There are two modes of Oracle CDC

Oracle CDC supports two journalizing modes.

  • Synchronous mode: In this mode, triggers are placed at the source database so that any change made to the data is captured immediately. Each SQL statement here performs a DML (Data Manipulation Language) activity which is primarily Insert, Update, and Delete. In this mode, the change data is captured as a component of the transaction and is responsible for changing the data at the source. The Synchronous mode feature is provided in the Standard Edition and the Enterprise edition of Oracle.
  • Asynchronous mode: In this journalizing mode, data is sent to the redo files and the change data is captured after a SQL statement is initiated through a DML activity. The data that is modified is not captured as a part of the transaction that led to the changes in the source table. Hence, it does not impact the transaction in any way. There are three modes of asynchronous Oracle CDC which are HotLog, Distributed HotLog, and AutoLog.

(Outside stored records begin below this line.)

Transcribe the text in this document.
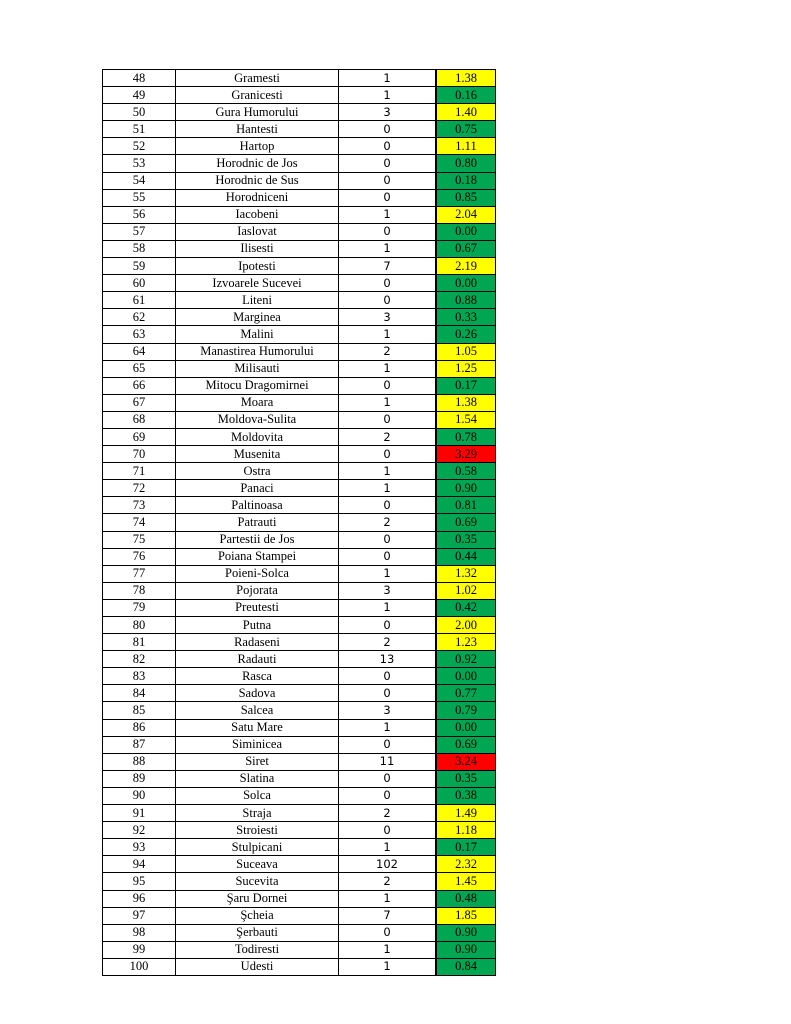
48	Gramesti	1		1.38
49	Granicesti	1		0.16
50	Gura Humorului	3		1.40
51	Hantesti	0		0.75
52	Hartop	0		1.11
53	Horodnic de Jos	0		0.80
54	Horodnic de Sus	0		0.18
55	Horodniceni	0		0.85
56	Iacobeni	1		2.04
57	Iaslovat	0		0.00
58	Ilisesti	1		0.67
59	Ipotesti	7		2.19
60	Izvoarele Sucevei	0		0.00
61	Liteni	0		0.88
62	Marginea	3		0.33
63	Malini	1		0.26
64	Manastirea Humorului	2		1.05
65	Milisauti	1		1.25
66	Mitocu Dragomirnei	0		0.17
67	Moara	1		1.38
68	Moldova-Sulita	0		1.54
69	Moldovita	2		0.78
70	Musenita	0		3.29
71	Ostra	1		0.58
72	Panaci	1		0.90
73	Paltinoasa	0		0.81
74	Patrauti	2		0.69
75	Partestii de Jos	0		0.35
76	Poiana Stampei	0		0.44
77	Poieni-Solca	1		1.32
78	Pojorata	3		1.02
79	Preutesti	1		0.42
80	Putna	0		2.00
81	Radaseni	2		1.23
82	Radauti	13		0.92
83	Rasca	0		0.00
84	Sadova	0		0.77
85	Salcea	3		0.79
86	Satu Mare	1		0.00
87	Siminicea	0		0.69
88	Siret	11		3.24
89	Slatina	0		0.35
90	Solca	0		0.38
91	Straja	2		1.49
92	Stroiesti	0		1.18
93	Stulpicani	1		0.17
94	Suceava	102		2.32
95	Sucevita	2		1.45
96	Şaru Dornei	1		0.48
97	Şcheia	7		1.85
98	Şerbauti	0		0.90
99	Todiresti	1		0.90
100	Udesti	1		0.84
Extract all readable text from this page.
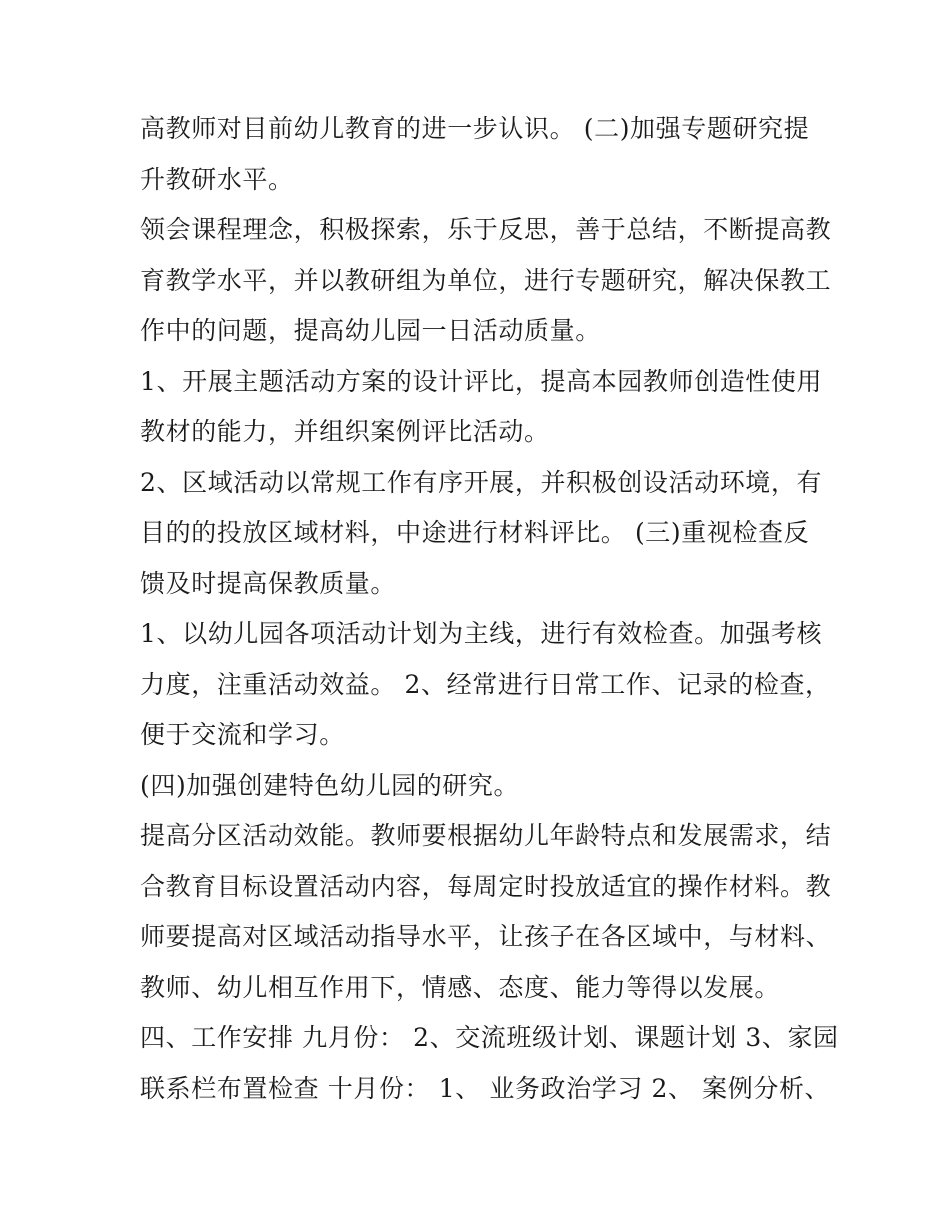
高教师对目前幼儿教育的进一步认识。 (二)加强专题研究提
升教研水平。
领会课程理念，积极探索，乐于反思，善于总结，不断提高教
育教学水平，并以教研组为单位，进行专题研究，解决保教工
作中的问题，提高幼儿园一日活动质量。
1、开展主题活动方案的设计评比，提高本园教师创造性使用
教材的能力，并组织案例评比活动。
2、区域活动以常规工作有序开展，并积极创设活动环境，有
目的的投放区域材料，中途进行材料评比。 (三)重视检查反
馈及时提高保教质量。
1、以幼儿园各项活动计划为主线，进行有效检查。加强考核
力度，注重活动效益。 2、经常进行日常工作、记录的检查，
便于交流和学习。
(四)加强创建特色幼儿园的研究。
提高分区活动效能。教师要根据幼儿年龄特点和发展需求，结
合教育目标设置活动内容，每周定时投放适宜的操作材料。教
师要提高对区域活动指导水平，让孩子在各区域中，与材料、
教师、幼儿相互作用下，情感、态度、能力等得以发展。
四、工作安排 九月份： 2、交流班级计划、课题计划 3、家园
联系栏布置检查 十月份： 1、 业务政治学习 2、 案例分析、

The Oracle CDC feature was first introduced by Oracle in its 9i version. It helped to track and record all changes made to the user tables in a database. These were stored for use in ETL applications in change tables. The change data could then be processed and transferred to other databases and data warehouses.  Subsequently, Oracle released another form of CDC technology with their Oracle 10g version that leveraged redo logs of the source database and the built-in tool for Oracle CDC which was called Oracle Streams.